January 3, 1961. President Dwight Eisenhower announces the severing of diplomatic and consular relations with Cuba.
January 17, 1961. Imprisoned former prime minister Patrice Lumumba of Republic of Congo is executed by firing squad. The CIA, the Belgian authorities in Congo, and the president of Congo, President Tshombe, may all have been involved in Lumumba’s death. “We are not Communists, Catholics, Socialists. We are African nationalists.” ~Patrice Lumumba.
January 31, 1961. The United States sends a monkey named Ham 150 miles into space in a Mercury capsule. Ham safely splashes down and receives an apple as a reward for his performance as the first monkey astronaut.
April 12, 1961. Soviet cosmonaut Yuri Gagarin orbits the earth and becomes the first human in space.
April 19, 1961. The United States sponsors and funds 1500 Cuban exiles in an invasion of Cuba at The Bay of Pigs. The invasion fails, and President Kennedy and Soviet premier Krushchev warn one another not to interfere in the internal affairs of Cuba.
June 16, 1961. The United Kingdom ends its protectorate over the tiny sheikdom of Kuwait, and Iraq claims the territory as part of Iraq. Kuwait successfully resists Iraq and remains independent.
August 13-31, 1961. East German authorities build a huge wall of concrete blocks and electric fences and barbed wire separating East and West Berlin.

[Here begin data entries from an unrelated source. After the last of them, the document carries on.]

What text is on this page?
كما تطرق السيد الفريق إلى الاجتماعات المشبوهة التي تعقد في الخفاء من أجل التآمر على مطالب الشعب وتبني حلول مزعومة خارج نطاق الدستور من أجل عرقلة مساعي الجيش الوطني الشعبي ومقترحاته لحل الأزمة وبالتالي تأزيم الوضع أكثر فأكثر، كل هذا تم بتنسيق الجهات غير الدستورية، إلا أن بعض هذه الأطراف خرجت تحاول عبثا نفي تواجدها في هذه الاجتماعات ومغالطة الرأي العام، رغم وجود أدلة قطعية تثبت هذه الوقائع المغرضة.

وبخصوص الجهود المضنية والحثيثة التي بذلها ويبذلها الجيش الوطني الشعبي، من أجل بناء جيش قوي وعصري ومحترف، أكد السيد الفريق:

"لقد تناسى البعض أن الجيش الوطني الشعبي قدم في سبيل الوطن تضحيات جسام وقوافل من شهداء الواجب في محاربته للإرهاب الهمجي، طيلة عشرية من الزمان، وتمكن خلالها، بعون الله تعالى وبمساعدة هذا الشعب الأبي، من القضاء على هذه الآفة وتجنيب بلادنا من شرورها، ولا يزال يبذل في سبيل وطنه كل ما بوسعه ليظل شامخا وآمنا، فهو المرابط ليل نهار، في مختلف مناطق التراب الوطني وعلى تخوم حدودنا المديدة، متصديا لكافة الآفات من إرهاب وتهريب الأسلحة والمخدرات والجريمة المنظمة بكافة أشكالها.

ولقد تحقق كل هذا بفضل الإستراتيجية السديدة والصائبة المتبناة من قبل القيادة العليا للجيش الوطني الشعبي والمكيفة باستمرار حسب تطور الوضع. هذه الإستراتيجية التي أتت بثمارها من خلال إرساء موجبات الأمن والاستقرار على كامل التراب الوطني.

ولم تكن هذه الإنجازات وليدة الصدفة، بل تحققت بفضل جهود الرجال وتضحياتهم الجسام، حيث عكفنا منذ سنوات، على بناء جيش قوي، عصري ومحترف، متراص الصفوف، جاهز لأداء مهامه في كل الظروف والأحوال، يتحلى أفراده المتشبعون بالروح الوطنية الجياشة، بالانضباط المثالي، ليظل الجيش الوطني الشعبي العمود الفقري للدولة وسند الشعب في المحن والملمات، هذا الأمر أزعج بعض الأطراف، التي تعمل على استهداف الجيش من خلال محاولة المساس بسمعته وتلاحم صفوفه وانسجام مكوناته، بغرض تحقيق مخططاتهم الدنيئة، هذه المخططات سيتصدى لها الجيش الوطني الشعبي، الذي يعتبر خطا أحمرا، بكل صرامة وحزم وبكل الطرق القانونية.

Since the post World War II partition of Germany, more than two million Germans have fled East Germany into the West.
September 28, 1961. A military coup in Damascus, Syria effectively ends the United Arab Republic, the union between Egypt and Syria.
October 1, 1961. The formerly British Southern Cameroons unites with French Cameroun to form the Federal Republic of Cameroon.
November 18, 1961. U.S. President John F. Kennedy sends 18,000 military advisors to South Vietnam.
December 9, 1961. Tanganyika gains independence and declares itself a republic, with Julius Nyerere as its first President.